2. The method as in claim 1, characterized in that said resultant springback angle is substantially zero.

3. The method as in claim 1, characterized in that said first bending is carried out independently of said second bending by repeated and separated striking movements, said male forming member for said first striking increment is different in size than the male forming member for said second striking increment, while the female forming member is adjusted in size to maintain a predetermined gap between said members during both striking movements.

4. The method as in claim 1, charaterized in that said spacing distance of step (b) is in the range of 1. 27 mm to 6. 35 mm.

5. The method as in claim 1, characterized in that said sheet material is comprised of high strength, low alloy steel having a yield strength in excess of 3515 bar.

6. The method as in claim 1, characterized in that the sheet material is deformed by said first bending into a U-shape having a pair of first bend loci, said second striking increment defining a pair of second bend loci.

7. The method as in claim 1, characterized in that said first radius of said male forming member for steps (a) and (b) is equal to or less than 3. 18 mm.

8. The method as in claim 1, characterized in that said first bending is carried out independently of said second bending by repeated and separated striking increments, said female forming members for said first and second striking increments having different cross-sectional female configurations, while'the male forming member is adjusted in size to maintain a predetermined gap between said members during both striking increments.

9. The method as in claim 3 or 8, characterized in that the difference in size of the male or female forming member is a reduction in size from the first striking increment, and the predetermined gap is determined by the space between the sides of the forming members parallel to the direction of striking.

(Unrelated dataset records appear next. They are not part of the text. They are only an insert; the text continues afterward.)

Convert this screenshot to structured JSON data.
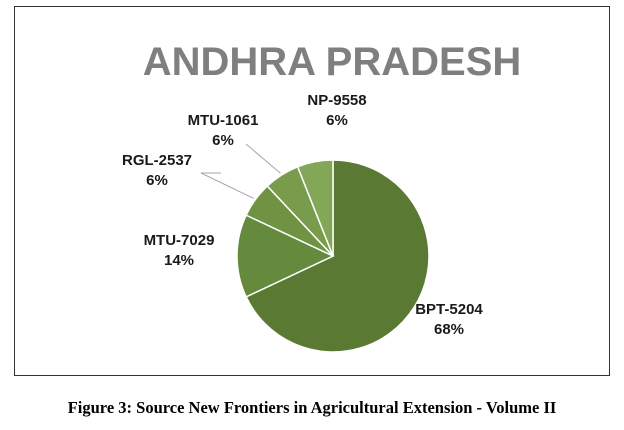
{
  "caption": "Figure 3: Source New Frontiers in Agricultural Extension - Volume II",
  "chart_data": {
    "type": "pie",
    "title": "ANDHRA PRADESH",
    "slices": [
      {
        "label": "BPT-5204",
        "value": 68,
        "percent_label": "68%",
        "color": "#5a7a34"
      },
      {
        "label": "MTU-7029",
        "value": 14,
        "percent_label": "14%",
        "color": "#668a3d"
      },
      {
        "label": "RGL-2537",
        "value": 6,
        "percent_label": "6%",
        "color": "#6f9343"
      },
      {
        "label": "MTU-1061",
        "value": 6,
        "percent_label": "6%",
        "color": "#789c4b"
      },
      {
        "label": "NP-9558",
        "value": 6,
        "percent_label": "6%",
        "color": "#83a757"
      }
    ],
    "legend": "none",
    "data_labels": "outside with leader lines"
  }
}
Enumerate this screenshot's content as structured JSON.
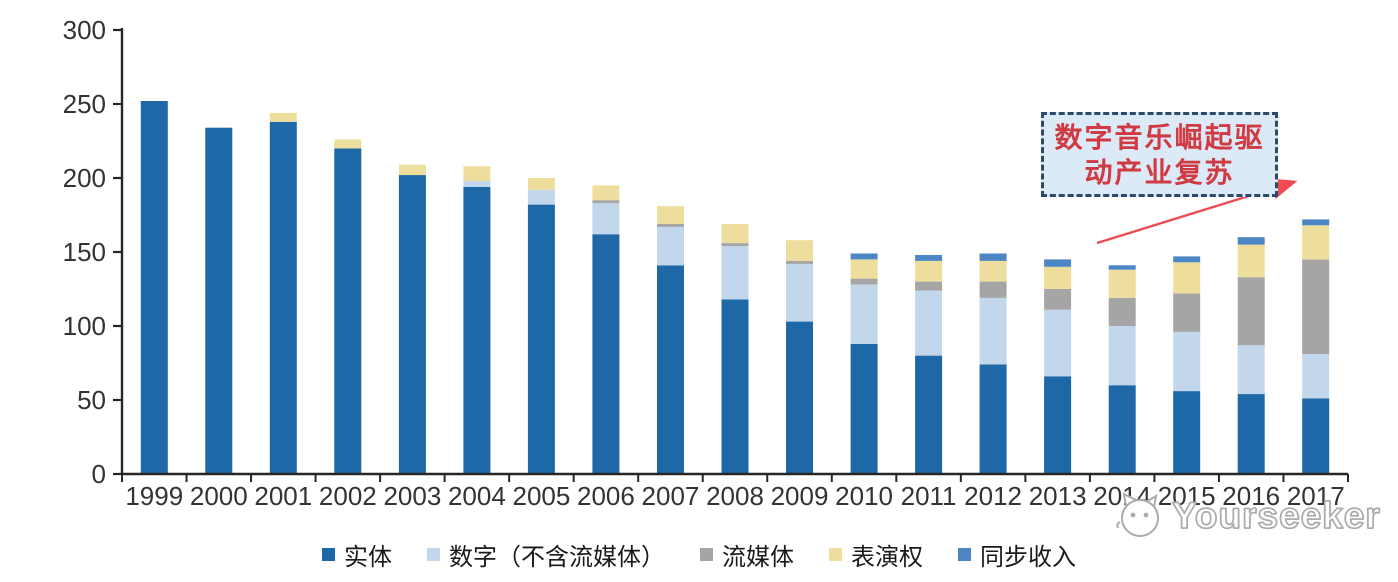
{
  "chart_data": {
    "type": "bar",
    "stacked": true,
    "title": "",
    "xlabel": "",
    "ylabel": "",
    "ylim": [
      0,
      300
    ],
    "yticks": [
      0,
      50,
      100,
      150,
      200,
      250,
      300
    ],
    "grid": false,
    "legend_position": "bottom",
    "categories": [
      "1999",
      "2000",
      "2001",
      "2002",
      "2003",
      "2004",
      "2005",
      "2006",
      "2007",
      "2008",
      "2009",
      "2010",
      "2011",
      "2012",
      "2013",
      "2014",
      "2015",
      "2016",
      "2017"
    ],
    "series": [
      {
        "name": "实体",
        "color": "#1E68A7",
        "values": [
          252,
          234,
          238,
          220,
          202,
          194,
          182,
          162,
          141,
          118,
          103,
          88,
          80,
          74,
          66,
          60,
          56,
          54,
          51
        ]
      },
      {
        "name": "数字（不含流媒体）",
        "color": "#C2D7EC",
        "values": [
          0,
          0,
          0,
          0,
          0,
          4,
          10,
          21,
          26,
          36,
          39,
          40,
          44,
          45,
          45,
          40,
          40,
          33,
          30
        ]
      },
      {
        "name": "流媒体",
        "color": "#A5A5A5",
        "values": [
          0,
          0,
          0,
          0,
          0,
          0,
          0,
          2,
          2,
          2,
          2,
          4,
          6,
          11,
          14,
          19,
          26,
          46,
          64
        ]
      },
      {
        "name": "表演权",
        "color": "#EEDE9D",
        "values": [
          0,
          0,
          6,
          6,
          7,
          10,
          8,
          10,
          12,
          13,
          14,
          13,
          14,
          14,
          15,
          19,
          21,
          22,
          23
        ]
      },
      {
        "name": "同步收入",
        "color": "#4D86C5",
        "values": [
          0,
          0,
          0,
          0,
          0,
          0,
          0,
          0,
          0,
          0,
          0,
          4,
          4,
          5,
          5,
          3,
          4,
          5,
          4
        ]
      }
    ]
  },
  "annotation": {
    "line1": "数字音乐崛起驱",
    "line2": "动产业复苏"
  },
  "watermark": {
    "text": "Yourseeker",
    "logo": "cat-face-icon"
  },
  "colors": {
    "axis": "#262626",
    "label": "#333333",
    "annotation_border": "#2E4A6B",
    "annotation_fill": "#DCE9F6",
    "annotation_text": "#D03A42",
    "arrow": "#EF4B52",
    "watermark_outline": "#ABABAB"
  }
}
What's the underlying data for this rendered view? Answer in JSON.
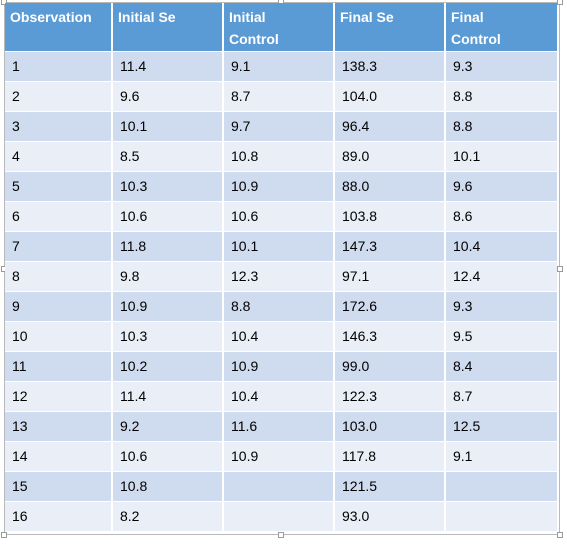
{
  "table": {
    "headers": [
      [
        "Observation"
      ],
      [
        "Initial Se"
      ],
      [
        "Initial",
        "Control"
      ],
      [
        "Final Se"
      ],
      [
        "Final",
        "Control"
      ]
    ],
    "rows": [
      [
        "1",
        "11.4",
        "9.1",
        "138.3",
        "9.3"
      ],
      [
        "2",
        "9.6",
        "8.7",
        "104.0",
        "8.8"
      ],
      [
        "3",
        "10.1",
        "9.7",
        "96.4",
        "8.8"
      ],
      [
        "4",
        "8.5",
        "10.8",
        "89.0",
        "10.1"
      ],
      [
        "5",
        "10.3",
        "10.9",
        "88.0",
        "9.6"
      ],
      [
        "6",
        "10.6",
        "10.6",
        "103.8",
        "8.6"
      ],
      [
        "7",
        "11.8",
        "10.1",
        "147.3",
        "10.4"
      ],
      [
        "8",
        "9.8",
        "12.3",
        "97.1",
        "12.4"
      ],
      [
        "9",
        "10.9",
        "8.8",
        "172.6",
        "9.3"
      ],
      [
        "10",
        "10.3",
        "10.4",
        "146.3",
        "9.5"
      ],
      [
        "11",
        "10.2",
        "10.9",
        "99.0",
        "8.4"
      ],
      [
        "12",
        "11.4",
        "10.4",
        "122.3",
        "8.7"
      ],
      [
        "13",
        "9.2",
        "11.6",
        "103.0",
        "12.5"
      ],
      [
        "14",
        "10.6",
        "10.9",
        "117.8",
        "9.1"
      ],
      [
        "15",
        "10.8",
        "",
        "121.5",
        ""
      ],
      [
        "16",
        "8.2",
        "",
        "93.0",
        ""
      ]
    ]
  },
  "colors": {
    "header_bg": "#5b9bd5",
    "header_text": "#ffffff",
    "row_band_dark": "#cfdbef",
    "row_band_light": "#e9eef7"
  }
}
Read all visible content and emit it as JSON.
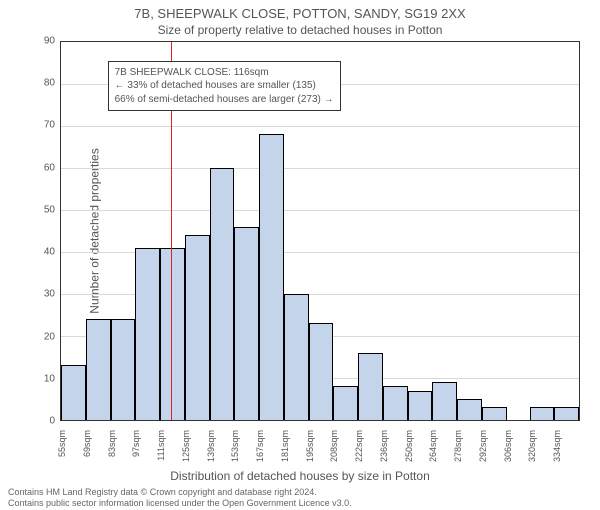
{
  "title_main": "7B, SHEEPWALK CLOSE, POTTON, SANDY, SG19 2XX",
  "title_sub": "Size of property relative to detached houses in Potton",
  "ylabel": "Number of detached properties",
  "xlabel": "Distribution of detached houses by size in Potton",
  "anno": {
    "line1": "7B SHEEPWALK CLOSE: 116sqm",
    "line2": "← 33% of detached houses are smaller (135)",
    "line3": "66% of semi-detached houses are larger (273) →",
    "left_pct": 9,
    "top_pct": 5
  },
  "chart": {
    "type": "histogram",
    "ylim_max": 90,
    "yticks": [
      0,
      10,
      20,
      30,
      40,
      50,
      60,
      70,
      80,
      90
    ],
    "bar_fill": "#c4d4ea",
    "bar_stroke": "#000000",
    "grid_color": "#d9d9d9",
    "ref_line_color": "#d22",
    "ref_line_pct": 21.3,
    "x_labels": [
      "55sqm",
      "69sqm",
      "83sqm",
      "97sqm",
      "111sqm",
      "125sqm",
      "139sqm",
      "153sqm",
      "167sqm",
      "181sqm",
      "195sqm",
      "208sqm",
      "222sqm",
      "236sqm",
      "250sqm",
      "264sqm",
      "278sqm",
      "292sqm",
      "306sqm",
      "320sqm",
      "334sqm"
    ],
    "values": [
      13,
      24,
      24,
      41,
      41,
      44,
      60,
      46,
      68,
      30,
      23,
      8,
      16,
      8,
      7,
      9,
      5,
      3,
      0,
      3,
      3
    ]
  },
  "footer": {
    "line1": "Contains HM Land Registry data © Crown copyright and database right 2024.",
    "line2": "Contains public sector information licensed under the Open Government Licence v3.0."
  }
}
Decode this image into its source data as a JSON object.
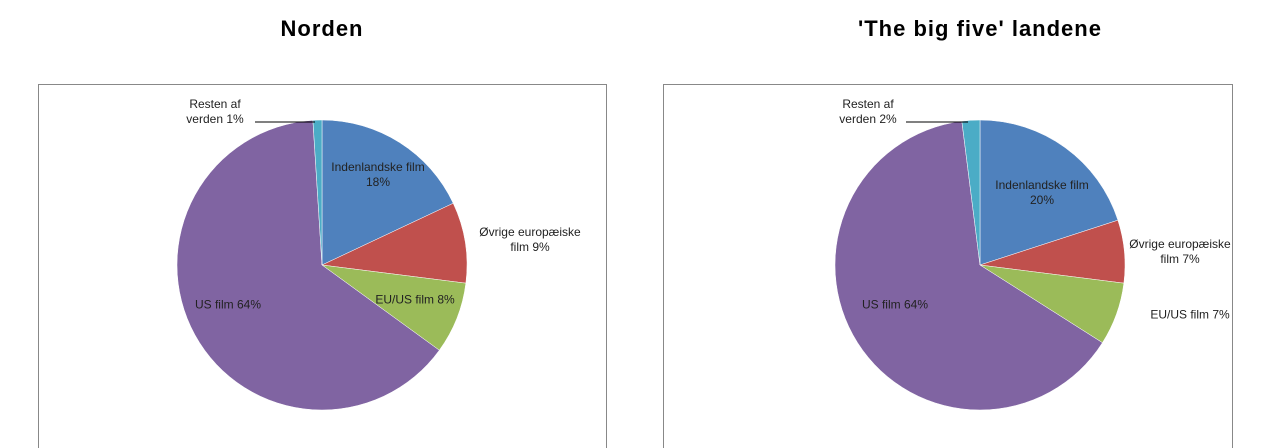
{
  "chart_data": [
    {
      "type": "pie",
      "title": "Norden",
      "categories": [
        "Indenlandske film",
        "Øvrige europæiske film",
        "EU/US film",
        "US film",
        "Resten af verden"
      ],
      "values": [
        18,
        9,
        8,
        64,
        1
      ],
      "value_labels": [
        "18%",
        "9%",
        "8%",
        "64%",
        "1%"
      ],
      "colors": [
        "#4f81bd",
        "#c0504d",
        "#9bbb59",
        "#8064a2",
        "#4bacc6"
      ]
    },
    {
      "type": "pie",
      "title": "'The big five' landene",
      "categories": [
        "Indenlandske film",
        "Øvrige europæiske film",
        "EU/US film",
        "US film",
        "Resten af verden"
      ],
      "values": [
        20,
        7,
        7,
        64,
        2
      ],
      "value_labels": [
        "20%",
        "7%",
        "7%",
        "64%",
        "2%"
      ],
      "colors": [
        "#4f81bd",
        "#c0504d",
        "#9bbb59",
        "#8064a2",
        "#4bacc6"
      ]
    }
  ]
}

10. The method as in claim 3 or 8, characterized in that the difference in size of the male or female forming member is an enlargement from the first striking increment, and the predetermined gap is determined by the space between the sides of the forming members transverse to the direction of striking.

11. The method as in claim 1, characterized in that said first and second striking increments are carried out during the same striking action, said female forming member having a mold cavity defined by walls tapered relative to the direction of striking to effect progressive and sequential bending in said sheet material about a plurality of bend loci while said male forming member is carried into said female forming member.

12. The method as in claim 11, characterized in that said cavity walls are inclined relative to said line of action by an amount in the range of 2-12°.

13. A Method of forming high strength, low alloy sheet steel, characterized by the following steps:

(a) striking said sheet steel with a punch member for movement into a female molding member, said punch member having spaced shoulders to form a pressed section with separated first bend radii;

(b) striking said pressed section with a second punch member again into said female molding member, said second punch member having shoulders spaced apart a distance less than the separation between the bend radii of said pressed section.

14. The method as in claim 13, characterized in that said spacing between said shoulders of said second punch member is less than the spacing between the shoulders of said first punch member by an amount of 1. 27 mm to 6. 35 mm.

15. The method as in claim 12, characterized in that the gap between the portion of said members adjacent the first bend radii in said sheet metal during step (b) is controlled to maximize residual springback.

16. A method of correcting springbach resulting from the deformation of high strength, low alloy steel blanks at a bend radius, said method being characterized by progressively pressing said blank at first and second bend radii adjacent to each other.